泌尿器科では、排尿異常という一つの症状をとっても、さまざまな疾患の可能性を考える必要があります。患者の状態をより正確に把握し、的確な医療提供を行うために、オンライン診療システムを利用した事前問診は非常に有益ではないでしょうか。
③患者の日常の様子が把握できる
ビデオ通話でコミュニケーションを取るオンライン診療では、患者の普段の生活の様子や、対面診療では得ることのできなかった患者の生活環境などの情報を取得できる可能性があります。
そのため、より精度の高い患者情報に基づく診療方針を策定できるメリットがあります。
④遠方の患者のフォローができる
来院不要のオンライン診療なら、近くに医療機関がない患者でも自宅から診療を受けることが可能です。
患者は、移動にかかる身体的な負担や、交通費などが不要なため、遠方に住む患者にとっても、かかりつけ医による治療を継続しやすくなります。
泌尿器系の疾患は長期的な管理が必要なこともあります。そのため、転勤や里帰りなどで遠方に引っ越した患者もフォローできるのは、オンライン診療の大きなメリットです。
⑤事務負担の軽減につながる
オンライン診療は、専用のオンライン診療システムを導入することで、予約管理から事前問診・診察・会計・処方に至るまでインターネット上で対応できます。

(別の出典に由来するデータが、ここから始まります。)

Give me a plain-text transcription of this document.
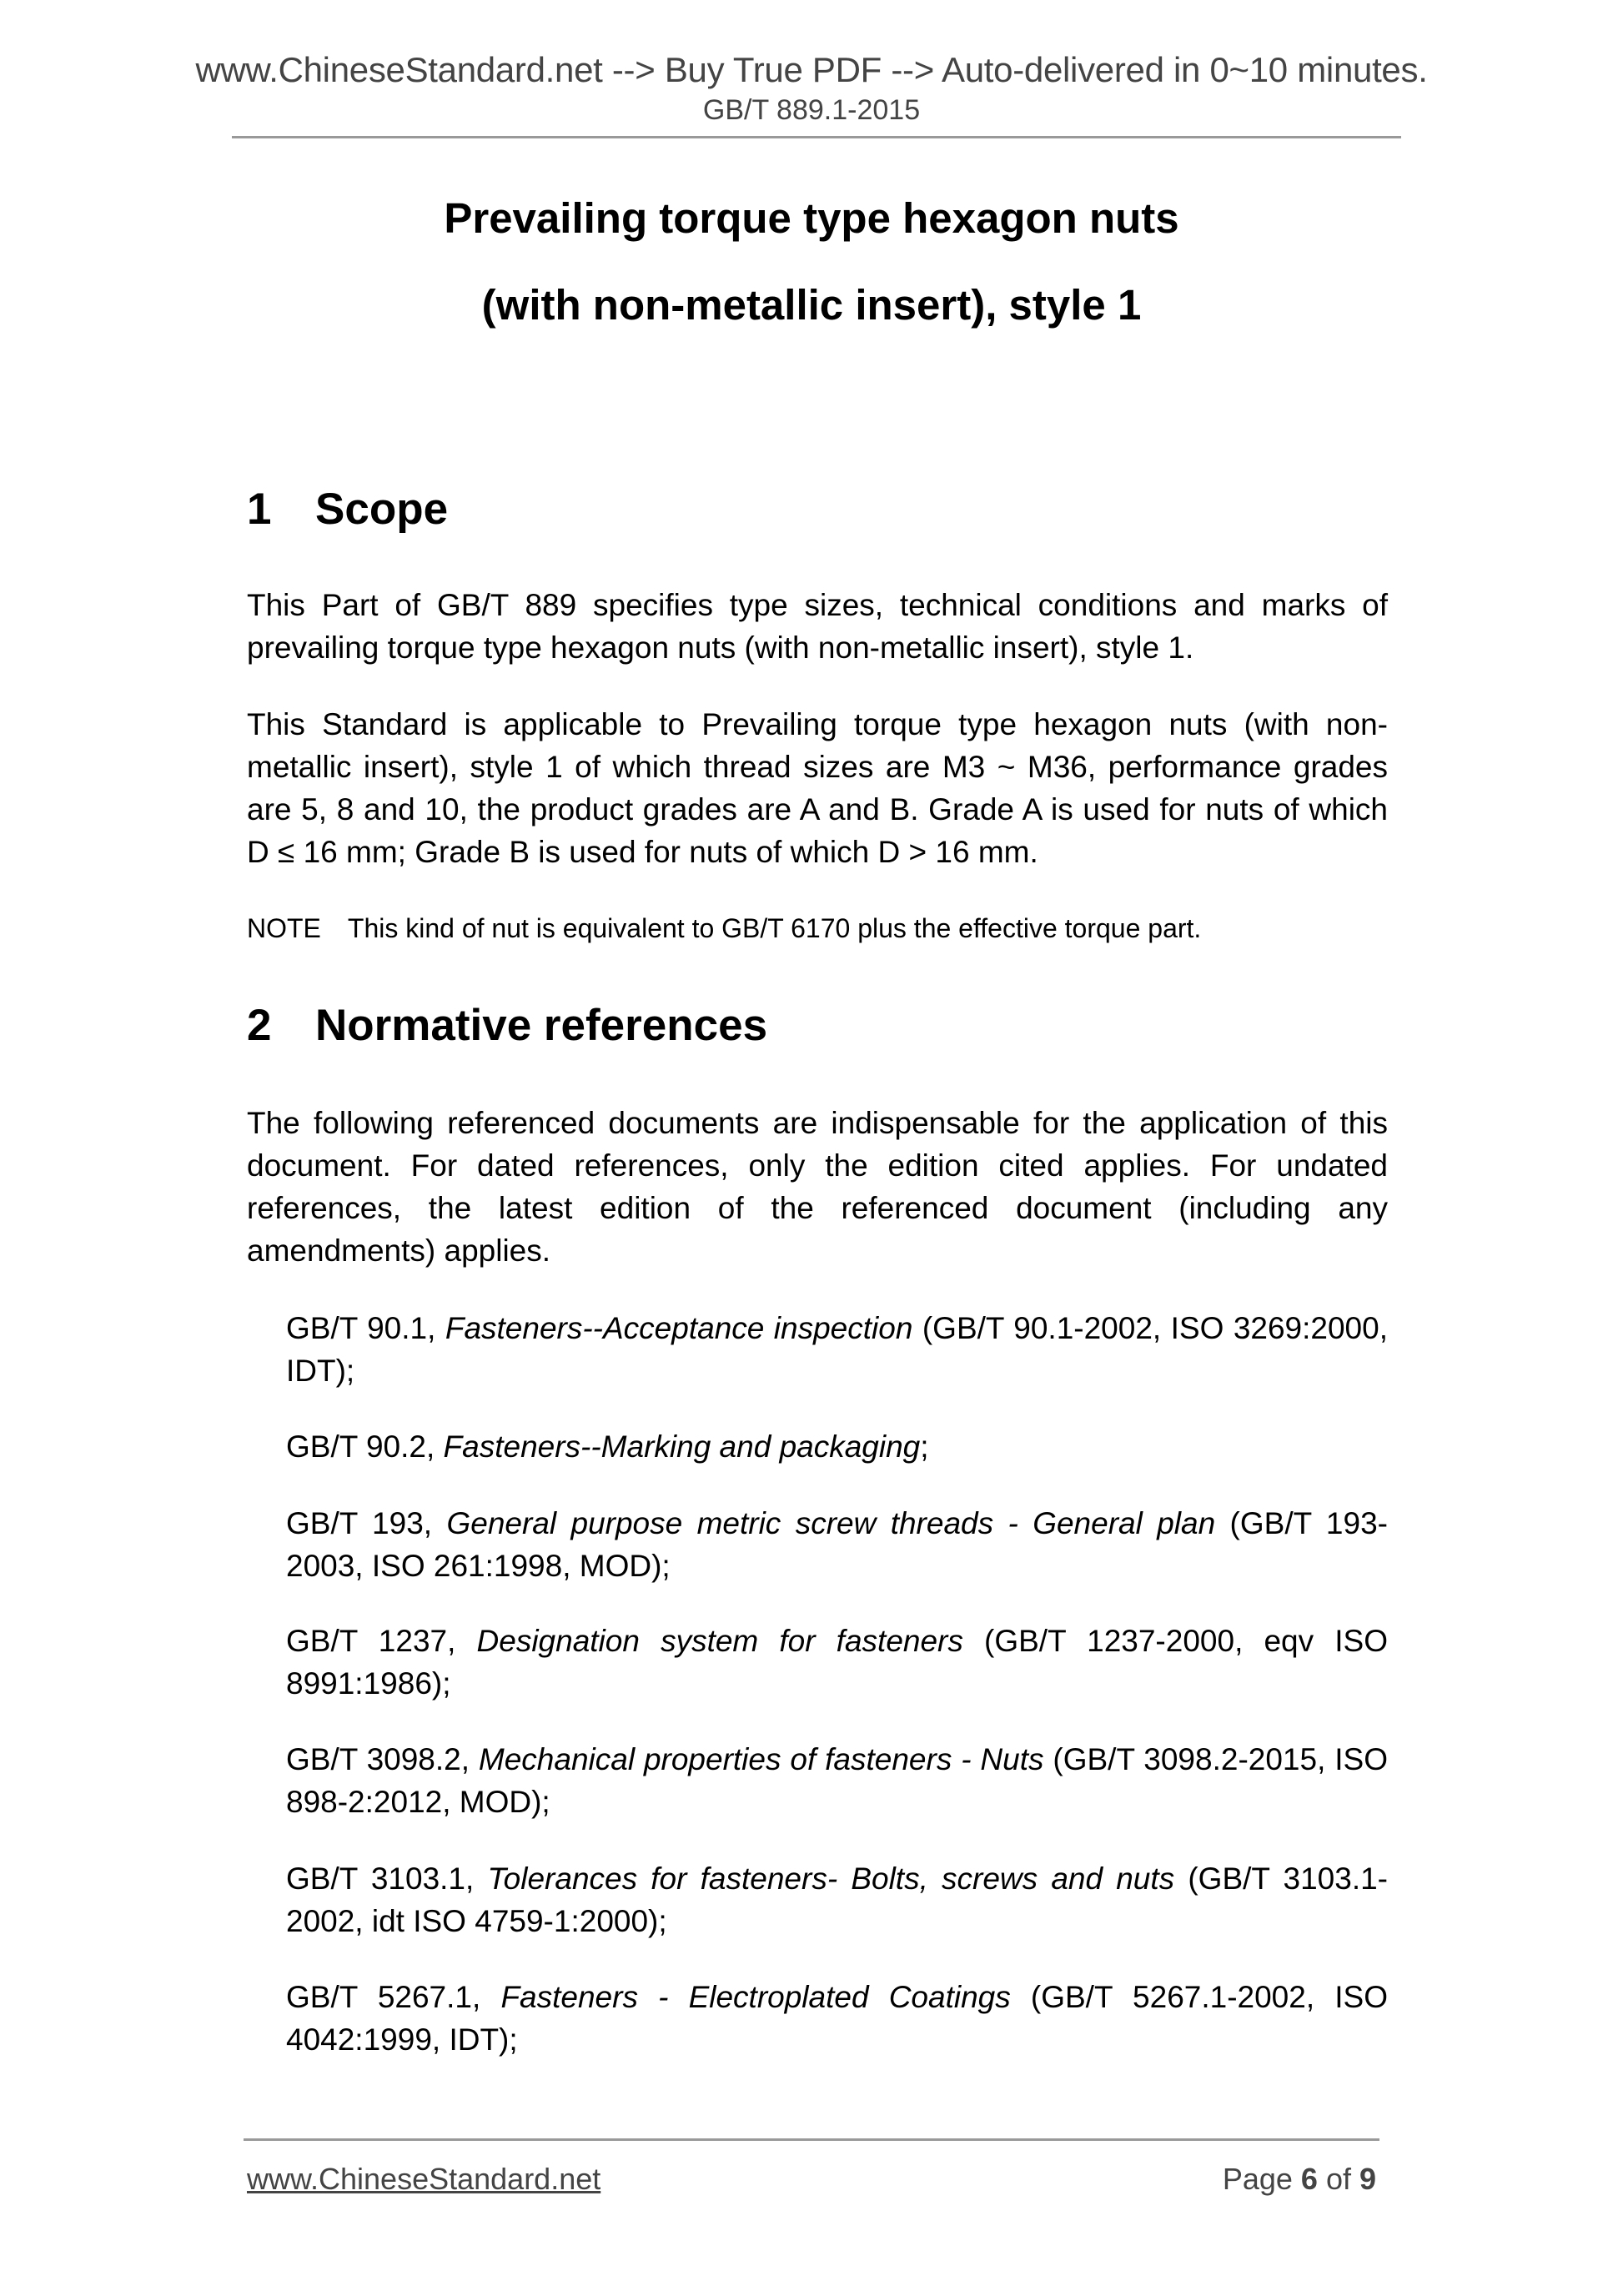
www.ChineseStandard.net --> Buy True PDF --> Auto-delivered in 0~10 minutes.
GB/T 889.1-2015
Prevailing torque type hexagon nuts
(with non-metallic insert), style 1
1 Scope
This Part of GB/T 889 specifies type sizes, technical conditions and marks of prevailing torque type hexagon nuts (with non-metallic insert), style 1.
This Standard is applicable to Prevailing torque type hexagon nuts (with non-metallic insert), style 1 of which thread sizes are M3 ~ M36, performance grades are 5, 8 and 10, the product grades are A and B. Grade A is used for nuts of which D ≤ 16 mm; Grade B is used for nuts of which D > 16 mm.
NOTE This kind of nut is equivalent to GB/T 6170 plus the effective torque part.
2 Normative references
The following referenced documents are indispensable for the application of this document. For dated references, only the edition cited applies. For undated references, the latest edition of the referenced document (including any amendments) applies.
GB/T 90.1, Fasteners--Acceptance inspection (GB/T 90.1-2002, ISO 3269:2000, IDT);
GB/T 90.2, Fasteners--Marking and packaging;
GB/T 193, General purpose metric screw threads - General plan (GB/T 193-2003, ISO 261:1998, MOD);
GB/T 1237, Designation system for fasteners (GB/T 1237-2000, eqv ISO 8991:1986);
GB/T 3098.2, Mechanical properties of fasteners - Nuts (GB/T 3098.2-2015, ISO 898-2:2012, MOD);
GB/T 3103.1, Tolerances for fasteners- Bolts, screws and nuts (GB/T 3103.1-2002, idt ISO 4759-1:2000);
GB/T 5267.1, Fasteners - Electroplated Coatings (GB/T 5267.1-2002, ISO 4042:1999, IDT);
www.ChineseStandard.net	Page 6 of 9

上記の事務作業を一つのシステム上で行うことができるため、業務負担が軽減されます。
また、予約の変更やキャンセルが発生した場合、従来の管理方法よりも簡単かつ正確に調整できるのもオンライン診療のメリットです。
泌尿器科のオンライン診療初診における注意点
泌尿器科でオンライン診療を初診で導入する場合には、いくつか注意しなければならないことがあるため、詳しく紹介します。
①オンライン診療の初診に適さない症状がある
⽇本医学会連合による『オンライン診療の初診に関する提⾔ P.7』では、以下のような症状が泌尿器系のオンライン診療初診に適していないと定義されています。

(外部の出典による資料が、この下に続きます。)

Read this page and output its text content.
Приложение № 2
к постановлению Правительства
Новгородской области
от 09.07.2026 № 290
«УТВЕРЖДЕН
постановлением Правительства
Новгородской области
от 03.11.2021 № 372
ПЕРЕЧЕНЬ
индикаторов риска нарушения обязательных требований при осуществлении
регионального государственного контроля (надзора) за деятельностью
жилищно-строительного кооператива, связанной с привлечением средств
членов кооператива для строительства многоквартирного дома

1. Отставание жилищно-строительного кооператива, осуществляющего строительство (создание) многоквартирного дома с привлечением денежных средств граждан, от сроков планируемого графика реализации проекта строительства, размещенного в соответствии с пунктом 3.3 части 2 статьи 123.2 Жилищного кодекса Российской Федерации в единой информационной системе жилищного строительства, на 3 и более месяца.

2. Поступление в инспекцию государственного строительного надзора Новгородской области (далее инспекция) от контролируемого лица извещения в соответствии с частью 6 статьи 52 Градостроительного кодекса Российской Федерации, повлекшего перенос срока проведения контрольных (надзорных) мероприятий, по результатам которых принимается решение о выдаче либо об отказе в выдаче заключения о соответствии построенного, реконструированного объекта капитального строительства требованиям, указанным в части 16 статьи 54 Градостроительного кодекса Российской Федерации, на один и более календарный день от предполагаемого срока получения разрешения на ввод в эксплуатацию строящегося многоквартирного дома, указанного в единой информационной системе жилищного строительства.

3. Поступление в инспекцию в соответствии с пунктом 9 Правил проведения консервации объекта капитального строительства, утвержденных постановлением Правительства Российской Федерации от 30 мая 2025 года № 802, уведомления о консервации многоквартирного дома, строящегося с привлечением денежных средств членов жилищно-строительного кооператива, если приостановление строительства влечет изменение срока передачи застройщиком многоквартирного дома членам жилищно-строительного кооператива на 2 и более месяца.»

1.緊急性により初診からのオンライン診療に適さない状態
(1) 疼痛あるいは発熱を伴う尿路症状(排尿困難 頻尿 失禁)
(2) 急性発症の排尿困難(尿閉)
(3) 急性発症の陰嚢部痛 8
2.情報量や対応⼿段の問題で初診からのオンライン診療に適さない状態
(1) ⾁眼的⾎尿
(2) 尿量減少
②薬剤を投与する際は十分な検討が必要
オンライン診療の初診では、特定の薬剤に対して処方を十分に検討する必要があります。
⽇本医学会連合が公開した『オンライン診療の初診に関する提⾔ P.22』では、頻尿・過活動膀胱治療薬のうち抗コリン薬の処方が要検討の薬剤とされています。

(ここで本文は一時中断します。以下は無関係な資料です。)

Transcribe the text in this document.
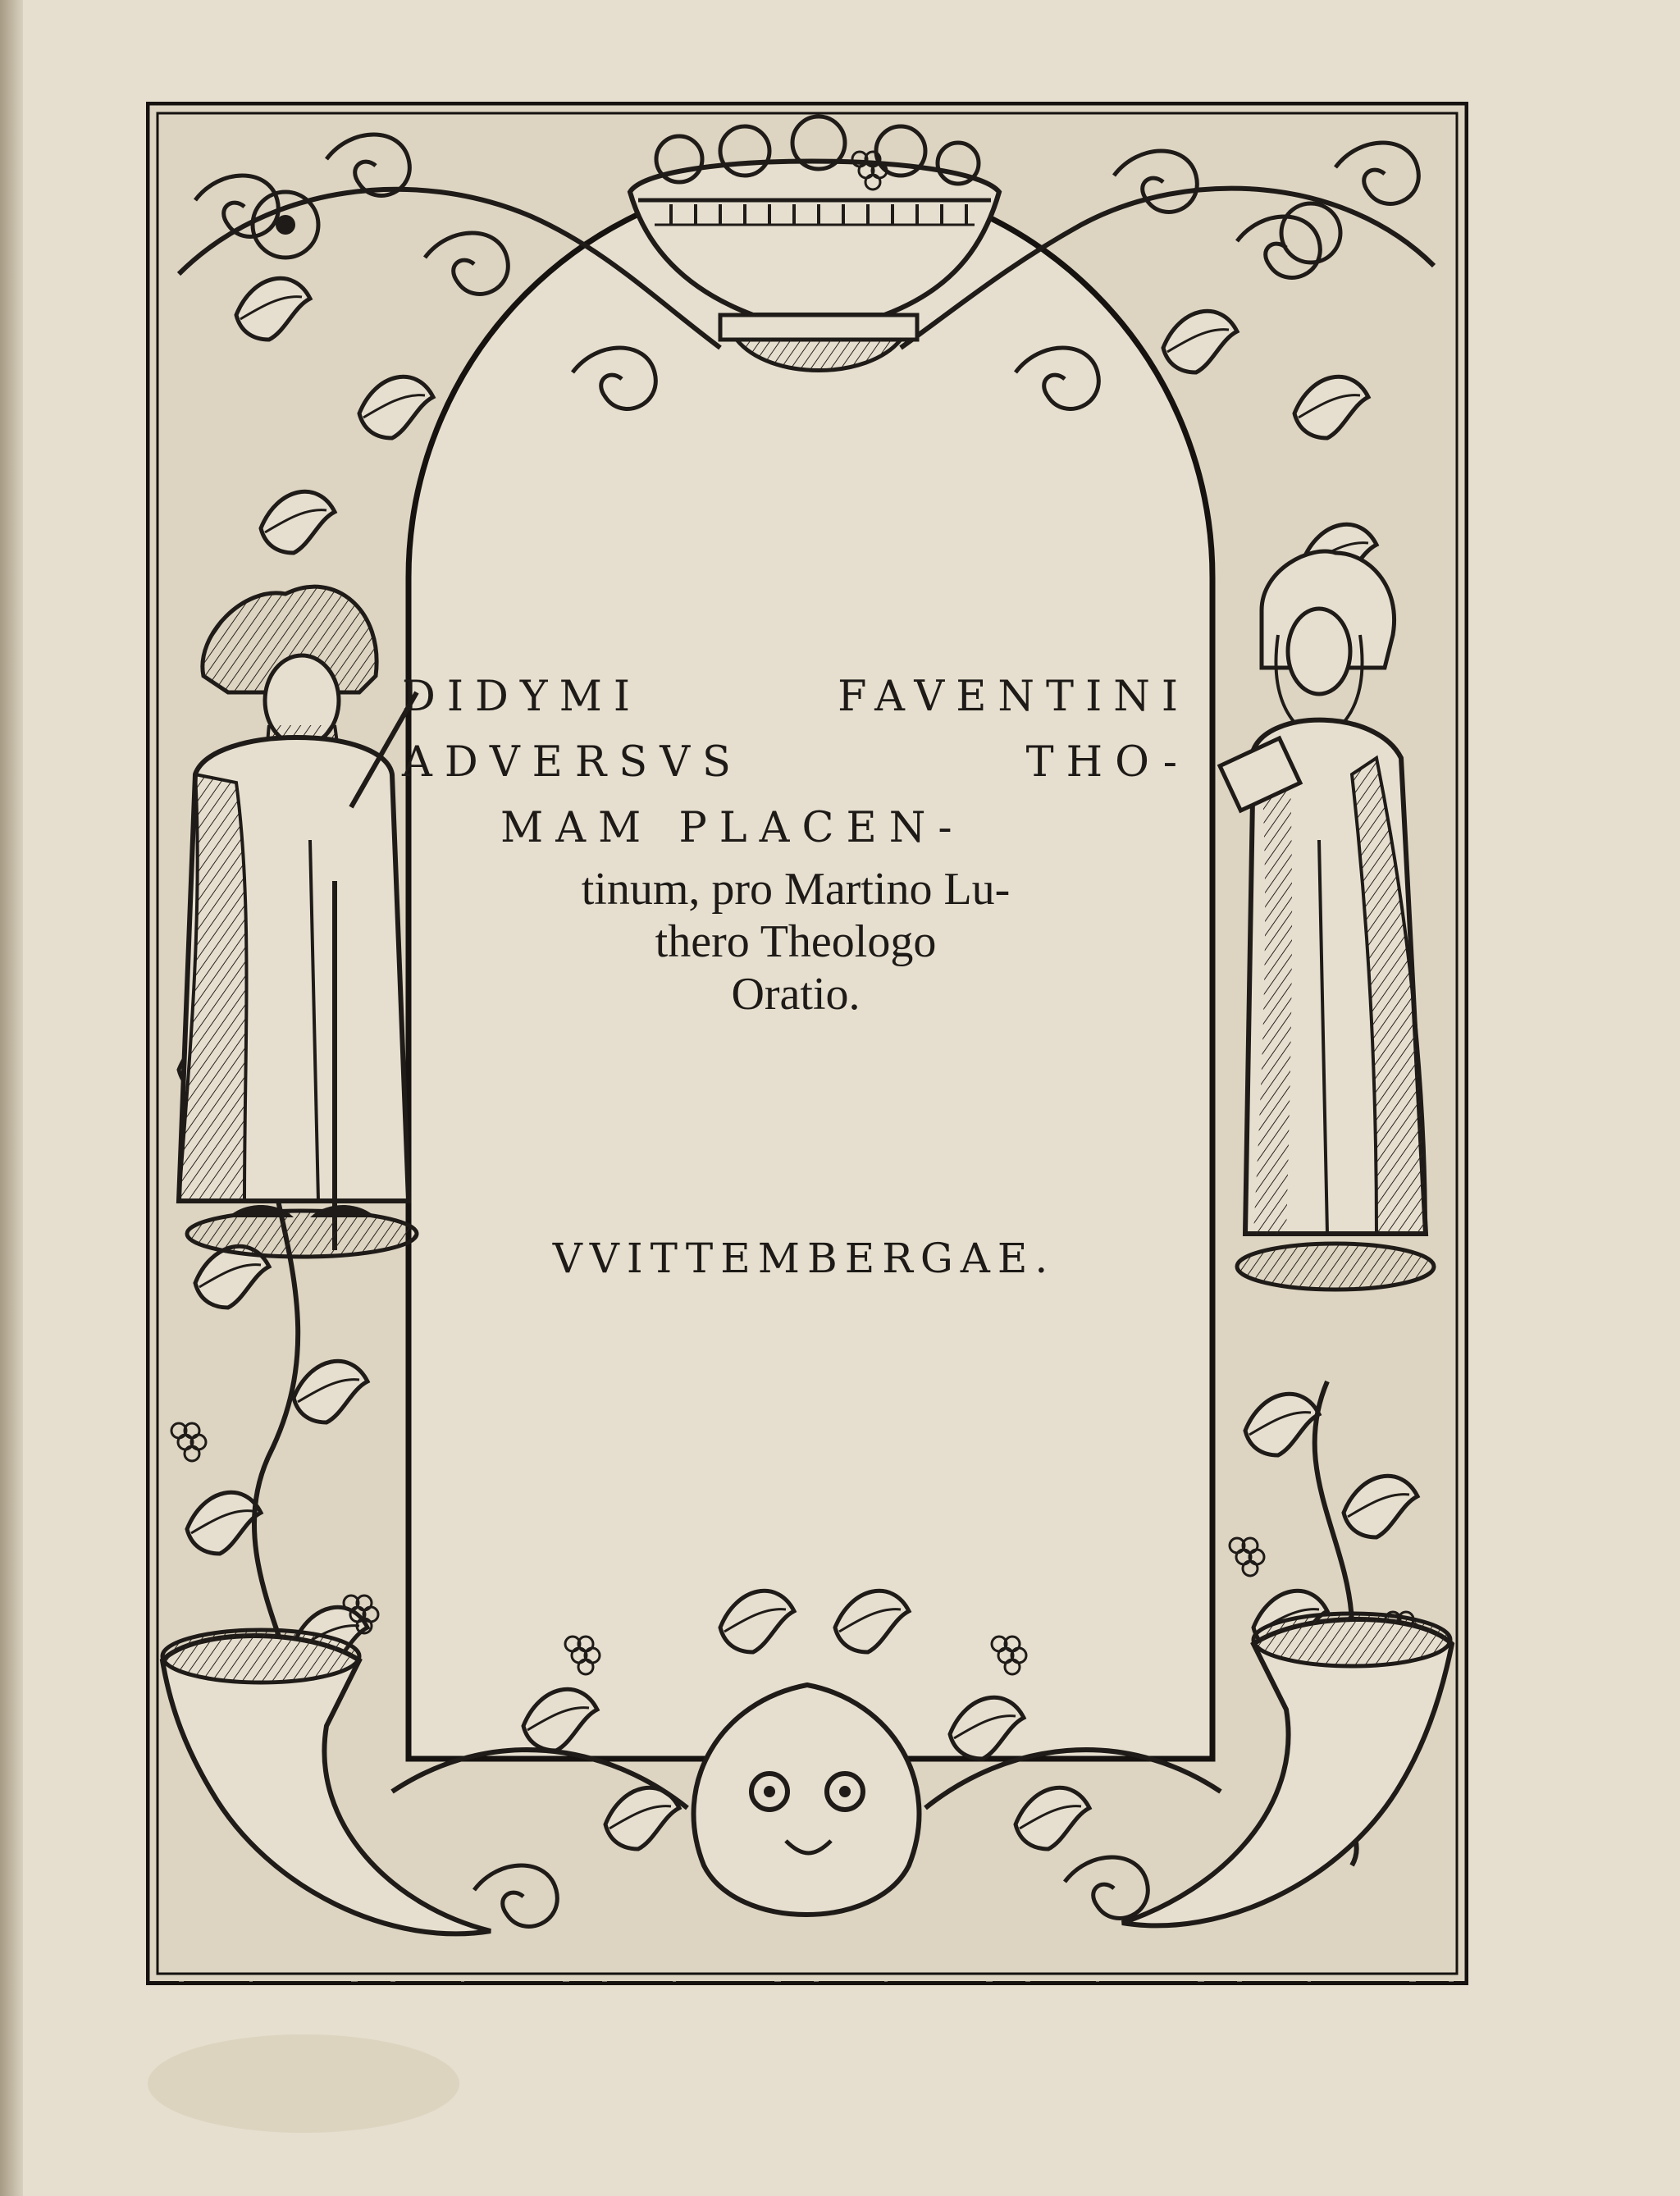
DIDYMI FAVENTINI

ADVERSVS THO-

MAM PLACEN-

tinum, pro Martino Lu-

thero Theologo

Oratio.

VVITTEMBERGAE.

初診での処方が不可とされているわけではありませんが、医師は患者個々の状態に応じて柔軟に対応しなければなりません。
まとめ
この記事では、泌尿器科のオンライン診療について以下の内容で解説しました。
- 泌尿器科におけるオンライン診療とは
- 泌尿器科でオンライン診療を実施するメリット
- 泌尿器科のオンライン診療初診における注意点
診療科目の性質上、泌尿器系の悩みを口頭で相談することに抵抗のある患者も少なからずいます。オンライン診療は、そのような患者が受診しやすい環境を構築できる有効な手段です。
時間的・地理的なメリットのあるオンライン診療は、長期的な診療方針を立てる必要がある患者の通院の継続率向上にも寄与します。